自分の願いを叶えることが贅沢と思えるような世の中なのですが、今生は一度きり、自己満足かもしれないけれど、贅沢します。

このまま、順調にことが運びますように。

そして、3月には上京を企てています!

2008年以来、まるで名古屋あたりに結界があるように(悪霊か私は・・・)、東へはいけなかったのですが、結界!破らせてください!

これも叶いますように(*´▽`*)

安牌

また、3か月も放置してしまいました。

いいわけになりますが、ぼちぼち、いろいろ纏めています。

そして、纏める時間を取ることが難儀なほど、娘に難儀していました。

問題行動です。

作業所を首になるかもしれない(たぶん私の被害妄想ですが)と、自分自身の感情をコントロールすることにも苦労する毎日でした。

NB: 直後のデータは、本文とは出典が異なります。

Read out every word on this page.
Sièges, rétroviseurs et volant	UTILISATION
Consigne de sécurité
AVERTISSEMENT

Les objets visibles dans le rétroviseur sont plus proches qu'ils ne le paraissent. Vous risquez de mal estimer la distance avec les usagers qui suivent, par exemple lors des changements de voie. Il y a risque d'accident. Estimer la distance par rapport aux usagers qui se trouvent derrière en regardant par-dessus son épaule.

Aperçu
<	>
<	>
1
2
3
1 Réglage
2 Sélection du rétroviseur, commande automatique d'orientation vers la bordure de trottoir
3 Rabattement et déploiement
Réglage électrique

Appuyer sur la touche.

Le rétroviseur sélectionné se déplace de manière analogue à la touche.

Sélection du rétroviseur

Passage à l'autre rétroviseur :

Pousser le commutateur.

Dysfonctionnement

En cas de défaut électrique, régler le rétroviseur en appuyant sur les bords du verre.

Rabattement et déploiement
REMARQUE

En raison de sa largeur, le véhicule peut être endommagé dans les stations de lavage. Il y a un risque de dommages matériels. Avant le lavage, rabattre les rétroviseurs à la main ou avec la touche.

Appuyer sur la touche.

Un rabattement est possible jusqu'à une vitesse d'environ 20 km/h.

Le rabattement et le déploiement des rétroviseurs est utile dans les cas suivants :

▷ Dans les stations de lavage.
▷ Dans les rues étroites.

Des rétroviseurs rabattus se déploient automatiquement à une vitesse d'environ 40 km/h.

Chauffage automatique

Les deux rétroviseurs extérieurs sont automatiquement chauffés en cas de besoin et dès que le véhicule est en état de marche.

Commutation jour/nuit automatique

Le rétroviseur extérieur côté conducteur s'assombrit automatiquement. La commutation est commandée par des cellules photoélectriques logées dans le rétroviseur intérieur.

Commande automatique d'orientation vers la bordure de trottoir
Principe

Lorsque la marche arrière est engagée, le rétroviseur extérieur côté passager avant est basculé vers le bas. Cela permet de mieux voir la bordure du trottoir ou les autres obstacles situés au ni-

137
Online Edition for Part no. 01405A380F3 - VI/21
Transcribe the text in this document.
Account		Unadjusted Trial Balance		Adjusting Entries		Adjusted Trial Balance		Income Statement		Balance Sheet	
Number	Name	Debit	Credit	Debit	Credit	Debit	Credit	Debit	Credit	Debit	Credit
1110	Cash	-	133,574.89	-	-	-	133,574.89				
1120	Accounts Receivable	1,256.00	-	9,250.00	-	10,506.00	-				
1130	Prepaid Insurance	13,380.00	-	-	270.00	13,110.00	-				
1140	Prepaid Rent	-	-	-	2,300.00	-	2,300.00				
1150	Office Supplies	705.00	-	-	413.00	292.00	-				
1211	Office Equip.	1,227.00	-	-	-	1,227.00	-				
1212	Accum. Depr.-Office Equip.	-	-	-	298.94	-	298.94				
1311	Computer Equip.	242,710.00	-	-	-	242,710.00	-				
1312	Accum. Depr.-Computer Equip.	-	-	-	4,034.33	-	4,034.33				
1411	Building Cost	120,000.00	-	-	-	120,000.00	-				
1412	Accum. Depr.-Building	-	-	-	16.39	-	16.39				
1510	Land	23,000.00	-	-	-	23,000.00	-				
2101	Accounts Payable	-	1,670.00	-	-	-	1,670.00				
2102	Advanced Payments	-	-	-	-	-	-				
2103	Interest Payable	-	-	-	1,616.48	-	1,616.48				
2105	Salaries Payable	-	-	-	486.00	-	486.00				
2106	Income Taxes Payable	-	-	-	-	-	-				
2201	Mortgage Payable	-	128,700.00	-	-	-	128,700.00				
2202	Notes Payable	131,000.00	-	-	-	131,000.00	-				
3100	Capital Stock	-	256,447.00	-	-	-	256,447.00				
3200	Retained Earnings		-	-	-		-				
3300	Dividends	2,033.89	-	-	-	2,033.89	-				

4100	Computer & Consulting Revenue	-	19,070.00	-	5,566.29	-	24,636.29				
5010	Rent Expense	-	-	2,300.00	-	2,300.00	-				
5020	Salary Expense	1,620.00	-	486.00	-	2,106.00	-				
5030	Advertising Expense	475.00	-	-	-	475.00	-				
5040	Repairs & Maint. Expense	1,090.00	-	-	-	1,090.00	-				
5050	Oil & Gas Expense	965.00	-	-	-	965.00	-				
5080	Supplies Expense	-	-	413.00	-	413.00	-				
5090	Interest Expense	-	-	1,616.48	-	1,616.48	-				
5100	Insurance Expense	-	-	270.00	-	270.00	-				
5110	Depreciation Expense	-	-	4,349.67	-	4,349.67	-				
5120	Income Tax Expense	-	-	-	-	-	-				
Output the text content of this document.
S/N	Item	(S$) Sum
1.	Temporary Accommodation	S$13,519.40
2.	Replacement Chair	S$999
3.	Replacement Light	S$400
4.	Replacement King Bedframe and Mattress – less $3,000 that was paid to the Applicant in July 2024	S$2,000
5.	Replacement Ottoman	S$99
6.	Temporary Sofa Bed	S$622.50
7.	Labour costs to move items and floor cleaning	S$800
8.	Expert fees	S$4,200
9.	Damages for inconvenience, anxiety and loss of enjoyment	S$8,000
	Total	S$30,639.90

ようやく、少し落ち着きました。訪問医師との連携で処方を変えたことが大きいのですが、素直に喜べない自分もいます。薬で娘をコントロールしているような、何か、罪の意識、のようなものがあります。

 

ところで、最近、歌壇をにぎわしている言葉、「安牌短歌」が胸に刺さりました。実際この言葉が出てきた文章を読んでないので、それに対する反論などではありません。

安牌短歌とは、フェミニズムジェンダーにのっかった短歌らしいのですが・・・、ちょっと、自分の「安牌短歌」にあたるものを探してみたくなりました。

 

便利な女と呼ばれることの続きてある日古き小皿を叩き割りたり

嵌め殺し窓より淡き光さすキッチンでひとりアイスクリン舐める

アイシテルなどとは言はずもくもくと給餌してゐる雄のあほうどり

戻り来れば主婦なる我を呼ぶ夫「アイスピックで氷割れ、おい!」

そこに居るあなたのことが真っ黒な電信柱に見えてゐた 今

押入れの隅に十年置かれてる黒いかばんに去り状が在る

ネコの爪一枚むねに忍ばせてキッチンに立つ。 独裁者よ!

(拙集「豊かに生きよ」より)

 

こんなところでしょうか。

ん?なにか違うでしょうか。

安牌ではない? 

はい、自分では、ぎりぎりのところで、詠っているつもりです。

詠み手にとっては、安牌などはありません。